Image
Nate Craddock Headshot

Nate Craddock

Builds engineering teams and weird creative projects, sometimes at the same time.

A 90-day reflection on a new engineering team, the data that proved my instincts wrong, and what AI actually changed.

Ninety days ago, I rebuilt my engineering team from scratch. Four engineers, one shared start date, a clean slate. I had spent weeks on the hiring: more than forty candidates screened against a deliberate read of how each one actually worked with AI, take-home challenges, the whole process. I went in with high expectations and a healthy fear that I had over-promised them to myself.

Thirty days in, the team had already shipped a real release. Not a demo, not a staging branch nobody trusts. Production. And the volume and quality of what they were putting out was higher than any team I have led.

Here is the part I am not proud of. My first reaction was not pride. It was suspicion.

I have been doing this long enough to have a reflex, and the reflex said: output this good, this fast, this early, is output you are borrowing against. Velocity at that level usually means a corner is being cut somewhere you cannot see yet. Speed today, repaid as incidents two quarters from now. And when a team has AI in the loop, the reflex gets louder. The easy story is that the AI is writing checks the codebase will eventually have to cash, and that the bill comes due right around the time everyone has stopped paying attention.

So I watched. Closely. Looking, if I am honest, for the thing that would prove the speed was a mirage.

It never showed up. Instead, the numbers got better the longer I looked.

Across the quarter, merged throughput roughly doubled. That alone would have fed my suspicion. But the rest of the picture is what changed my mind. Review coverage went from 24% to 85%, which is to say the team went from mostly self-merging to actually reviewing each other's work. The revert and hotfix rate more than halved. The share of changes that touched tests tripled. We went from no systematic per-feature documentation to a written trail behind every feature, produced as a byproduct of how the work now flows. The output did not just grow. It grew while getting more rigorous, not less.

My favorite number is the one that looks bad until you understand it. Median time-to-merge went up, from a few minutes to most of a day. Before, a typical change was merged in minutes because no one was reviewing it. After, changes wait because they are being reviewed. Slower in that one metric is the entire point.

I had seen the opposite of this before, and that comparison is what finally landed it for me. At a previous company, standing up real CI/CD and end-to-end testing from a ramshackle starting point took us the better part of a year. This team did the equivalent in under a month. I want to be careful about what that does and does not mean, because the engineers I worked with before were sharp, and this is not a story about them being slower or worse. The difference was not the caliber of the people. The difference is that this time, the team had Claude to pair with, and smart engineers were finally able to move at the speed of their own thinking.

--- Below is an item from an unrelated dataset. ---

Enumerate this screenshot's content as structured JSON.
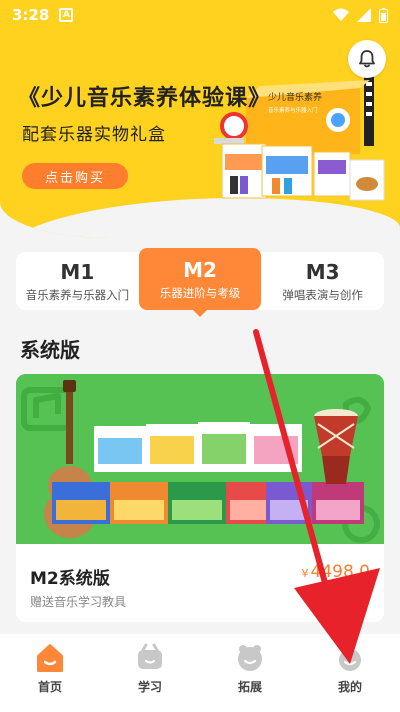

That reframe is the whole lesson, so let me be plain about it. I had read the speed as fragility. The speed was the payoff of structure. The thing I almost slowed down in order to feel in control was the thing my own architecture had made possible.

AI does not make a team fast in a way that is inherently dangerous. It makes a team fast, full stop. Whether that speed compounds or collapses depends entirely on the structure it runs through. Give it specs, comprehension gates, and a team that owns the why, and the velocity is durable. The reason this team can safely change code that AI helped write is that no stage advances until the person responsible can explain it. That is not bureaucracy. That is the thing standing between "fast" and "fast until it isn't."

My own job through all of this was smaller than it sounds and harder than it looks: set the structure, then get out of the way and clear whatever was blocking them. Most days, the highest-leverage thing I did was unblock someone, not out-produce them.

My distrust was the wrong instinct. But interrogating it was the right move, because it forced me to find the actual reason the team was working instead of either congratulating myself or panicking, both of which would have taught me nothing. The lesson I am taking out of these ninety days is not "trust your team," even though I should have. It is more specific. When good work shows up faster than your experience says it should, the question is not "what is about to break." It is "what did we build that made this possible, and how do we protect it." That second question is the entire job now.

And it is where this goes next. We spent a quarter using AI to rebuild how we ship. The natural next move is to turn that same expertise on the product itself, and build the kind of AI-driven capability into what we sell that we just spent ninety days learning how to wield internally. The force multiplier did not stop at the team. It is becoming the product.

I spent thirty days waiting for a team this good to fall apart. It didn't, because falling apart was never in the architecture. I just had to stop distrusting the evidence long enough to read it.